Мишка, Мишка, где твоя улыбка…
Самая жестокая ошибка,
В том, что ты уходишь от меня…
 
   Стефка зашмыгала носом и юркнула на кухню по неизвестной причине.
   Но это не разговор для темы.
   У Тикана, помимо Стефки, не все ладно и с ушами. Бог силой одарил, а на слух – поскупился.
   Петро поет, вернее – гундосит втихаря. Главное, чтоб не слышно было. Он не виноват: у него на все песни один мотив.
   Так что мы песню держим только в три голоса. И поем не под выпивку – под настроение. Вначале, понятно, возьмем стопарик-другой для разогрева, чтоб слова не спотыкались на ходу, не хлюпали по лужам. А как снежинки – плавно…
   Это Сашка научил правильно петь:
   – Ворон – горло дерет, далеко оглашает, но удовольствие, наверно, только вороне. А у малиновки голосок слабый, с дрожью, будто звоночки сеет в воздухе – заслушаешься. Зовут ее еще – зарянка. Утренней заре радуется…
   Обычно Сашка первым начинает. Голос хрипловатый, с непонятной трещинкой внутри. Он даже не поет, а проговаривает зачин:
 
Снова… замерло… все… до рассвета…
Дверь не скрипнет… не вспыхнет огонь…
 
   В этот момент Вася Бойчук подключается – по-бабьи жалостно, протяжно:
 
Только слышно – на улице где-то
Одинокая бродит гармонь.
 
   Тут я примыкаю к повтору – в треть силы, чтоб не заглушить дружков.
   И комнату сразу до самого потолка заполняет ладный напев: задумчивый, гибкий, как огонек свечи.
 
Рiдна мати моя,
Ти ночей не доспала…
 
   Тикан замолкает, упирает в ладонь тяжелую волохатую голову, прячет от всех глаза.
   И Стефка любит про «рушник вышиванний». Она даже перестает копошиться на кухне, придерживает Андрюшку возле себя, чтоб не егозил и тоже слушал.
 
Я вiзьму той рушник,
Простелю наче долю,
В тихим шелестi трав,
В щебетаннi дiбров…
 
   А песни ведут дальше, по каким-то забытым закоулкам прежней жизни: словно напоминают – ты уже был здесь, и было хорошо. Не жалей…
 
Не жалею, не зову, не плачу,
Все пройдет, как с белых яблонь дым…
 
   От таких слов, кто понимает, в человеке самые светлые чувства растут.

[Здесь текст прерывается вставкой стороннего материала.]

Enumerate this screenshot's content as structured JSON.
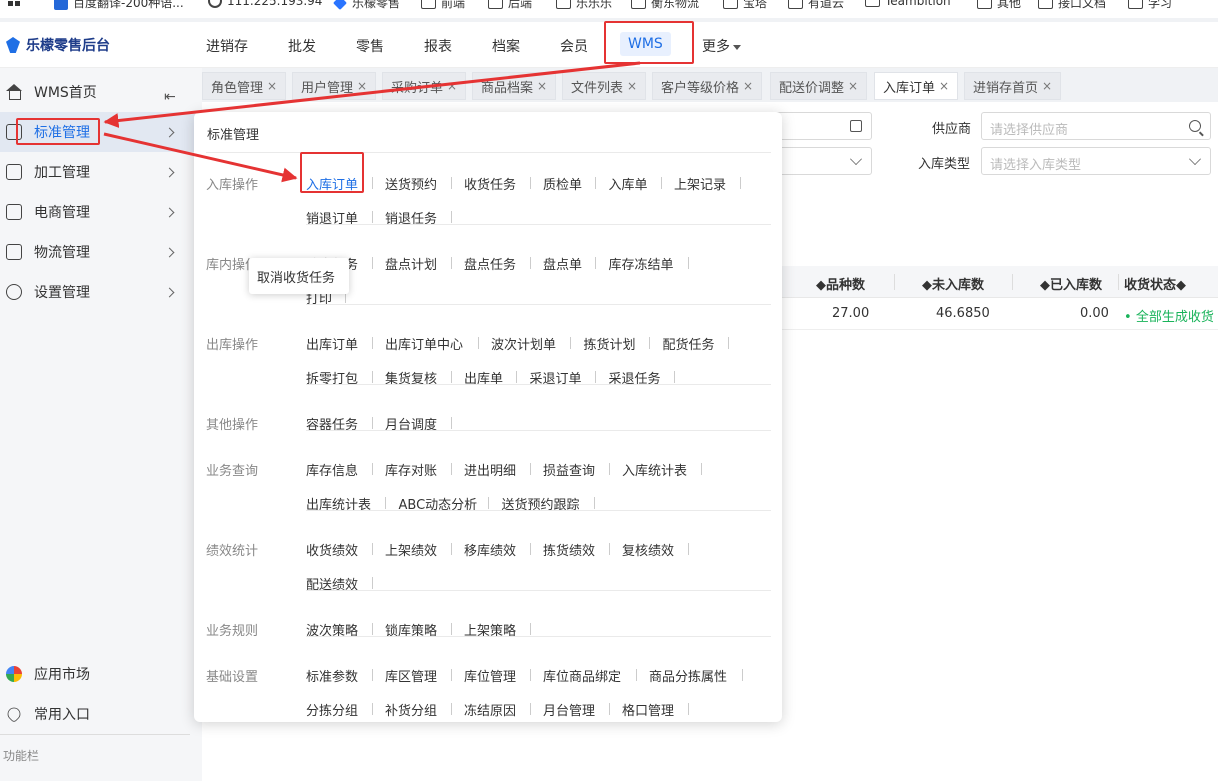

Будто крылья расправляют. Хочется высоты, полета…
 
Летят утки… Летят утки
И два гуся…
 

Раскладушка

   Меня два раза вешали. Значит, заслужил. Не каждого на доску почета всунут. А родная жена посылает на все русские буквы и дробит на мелкие части… Это как?..
Петро Тикан

   Одно слово: пустяковина. Шелуха на ветру. Говорить не о чем. А Тикан, между прочим, из-за такой чепухи вторую неделю на раскладушке припухает.

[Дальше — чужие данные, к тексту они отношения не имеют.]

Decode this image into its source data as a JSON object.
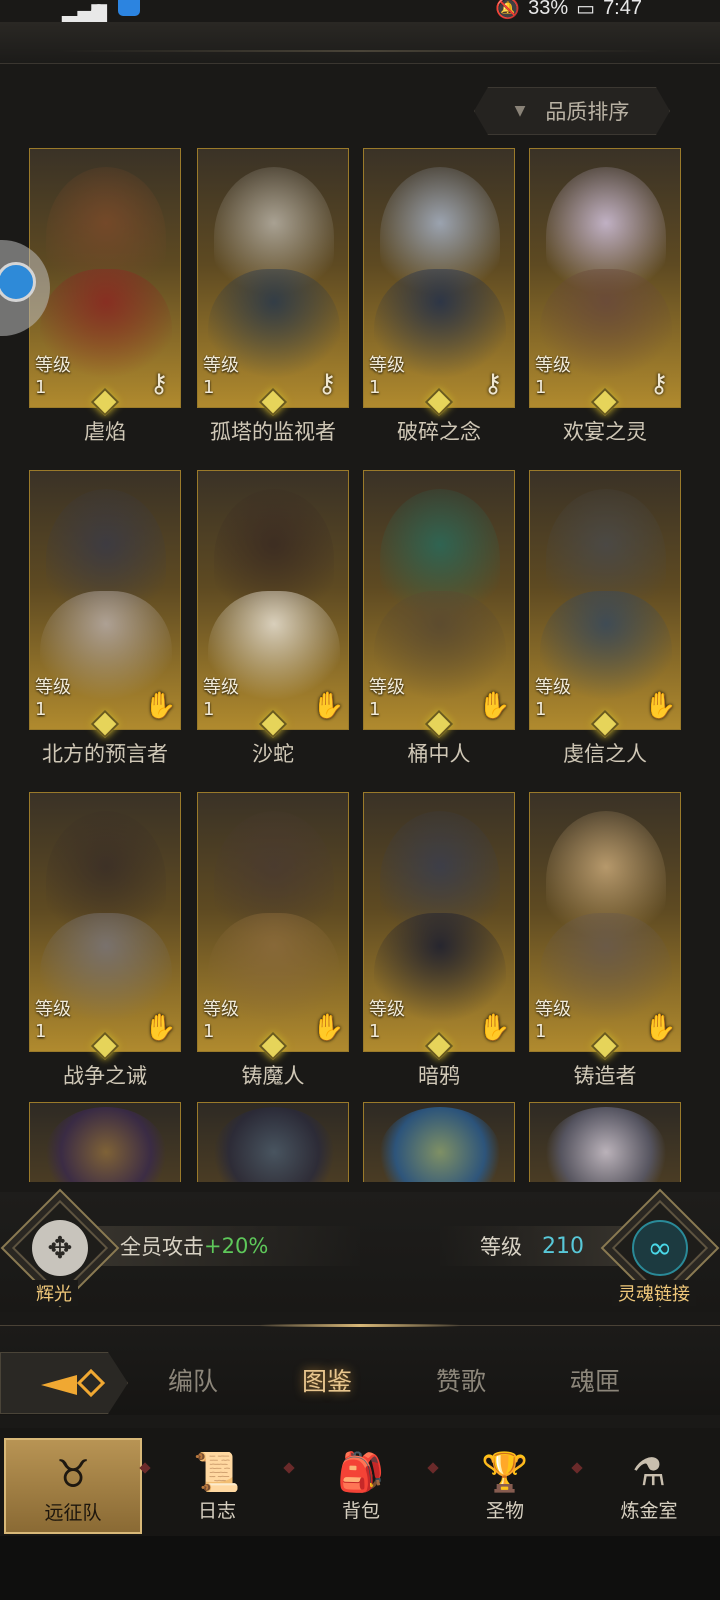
{
  "status_bar": {
    "battery": "33%",
    "time": "7:47"
  },
  "sort": {
    "label": "品质排序"
  },
  "heroes": [
    {
      "name": "虐焰",
      "level_label": "等级",
      "level": "1",
      "class_icon": "key-icon",
      "colors": [
        "#7a4a2a",
        "#8a2a22"
      ]
    },
    {
      "name": "孤塔的监视者",
      "level_label": "等级",
      "level": "1",
      "class_icon": "key-icon",
      "colors": [
        "#b8b2a6",
        "#2c3a4a"
      ]
    },
    {
      "name": "破碎之念",
      "level_label": "等级",
      "level": "1",
      "class_icon": "key-icon",
      "colors": [
        "#a8b4c8",
        "#26324a"
      ]
    },
    {
      "name": "欢宴之灵",
      "level_label": "等级",
      "level": "1",
      "class_icon": "key-icon",
      "colors": [
        "#d4c4e0",
        "#6a4a3a"
      ]
    },
    {
      "name": "北方的预言者",
      "level_label": "等级",
      "level": "1",
      "class_icon": "hand-icon",
      "colors": [
        "#3a3a46",
        "#b4a8a0"
      ]
    },
    {
      "name": "沙蛇",
      "level_label": "等级",
      "level": "1",
      "class_icon": "hand-icon",
      "colors": [
        "#3a2a22",
        "#e4dccc"
      ]
    },
    {
      "name": "桶中人",
      "level_label": "等级",
      "level": "1",
      "class_icon": "hand-icon",
      "colors": [
        "#2a6a5a",
        "#5a4a30"
      ]
    },
    {
      "name": "虔信之人",
      "level_label": "等级",
      "level": "1",
      "class_icon": "hand-icon",
      "colors": [
        "#4a4a4a",
        "#3a4a5a"
      ]
    },
    {
      "name": "战争之诫",
      "level_label": "等级",
      "level": "1",
      "class_icon": "hand-icon",
      "colors": [
        "#3a2e26",
        "#7a7474"
      ]
    },
    {
      "name": "铸魔人",
      "level_label": "等级",
      "level": "1",
      "class_icon": "hand-icon",
      "colors": [
        "#4a3a30",
        "#8a6a3a"
      ]
    },
    {
      "name": "暗鸦",
      "level_label": "等级",
      "level": "1",
      "class_icon": "hand-icon",
      "colors": [
        "#3a3e4e",
        "#1e2030"
      ]
    },
    {
      "name": "铸造者",
      "level_label": "等级",
      "level": "1",
      "class_icon": "hand-icon",
      "colors": [
        "#c8a878",
        "#6a5a4a"
      ]
    }
  ],
  "partial_heroes": [
    {
      "colors": [
        "#8a6a3a",
        "#3a2a4a"
      ]
    },
    {
      "colors": [
        "#4a5a6a",
        "#2a2a3a"
      ]
    },
    {
      "colors": [
        "#8aa070",
        "#2a5a8a"
      ]
    },
    {
      "colors": [
        "#d0c8d4",
        "#5a5a6a"
      ]
    }
  ],
  "stats": {
    "radiance_label": "辉光",
    "bonus_label": "全员攻击",
    "bonus_value": "+20%",
    "level_label": "等级",
    "level_value": "210",
    "soul_link_label": "灵魂链接"
  },
  "tabs": [
    {
      "label": "编队"
    },
    {
      "label": "图鉴"
    },
    {
      "label": "赞歌"
    },
    {
      "label": "魂匣"
    }
  ],
  "active_tab": 1,
  "nav": [
    {
      "label": "远征队",
      "icon": "horned-helmet-icon"
    },
    {
      "label": "日志",
      "icon": "scroll-icon"
    },
    {
      "label": "背包",
      "icon": "backpack-icon"
    },
    {
      "label": "圣物",
      "icon": "chalice-icon"
    },
    {
      "label": "炼金室",
      "icon": "alchemy-icon"
    }
  ],
  "active_nav": 0
}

   Утром встаешь с этой конструкции, бока ноют, голову не повернуть, в затылке что-то лишнее. Чувствуешь себя – будто вытащили из гроба, а зачем – неизвестно. Не жизнь, а оскомина.
   Конечно, сам виноват: дверь в ванной забыл замкнуть, недоглядел. Должен был помнить – у Стефки собачий нюх, натура дикая, ее только к чирьям прикладывать.
   Тикан мог бы окоротить, но он молчит, как черепаха. По причине – рыльце не без греха…
   C кем не случается? Закон природы: живой живое ищет. Не каплун, не холощеный. И наказывать человека раскладушкой, конечно, полное безглуздье.[15]
   В тот день выехал Тикан из города. Обычный рейс: туда-сюда и обратно. За Стороженцом снял на дороге клевую деваху, чтоб не скучать. Шутки сыпал с намеками, – хохочет. Брошку на кофточке погладил, – хохочет. В подходящем месте свернули в ближний лес, на часок, может, чуть больше. Познакомились, значит. Всего ничего, воробьи дела.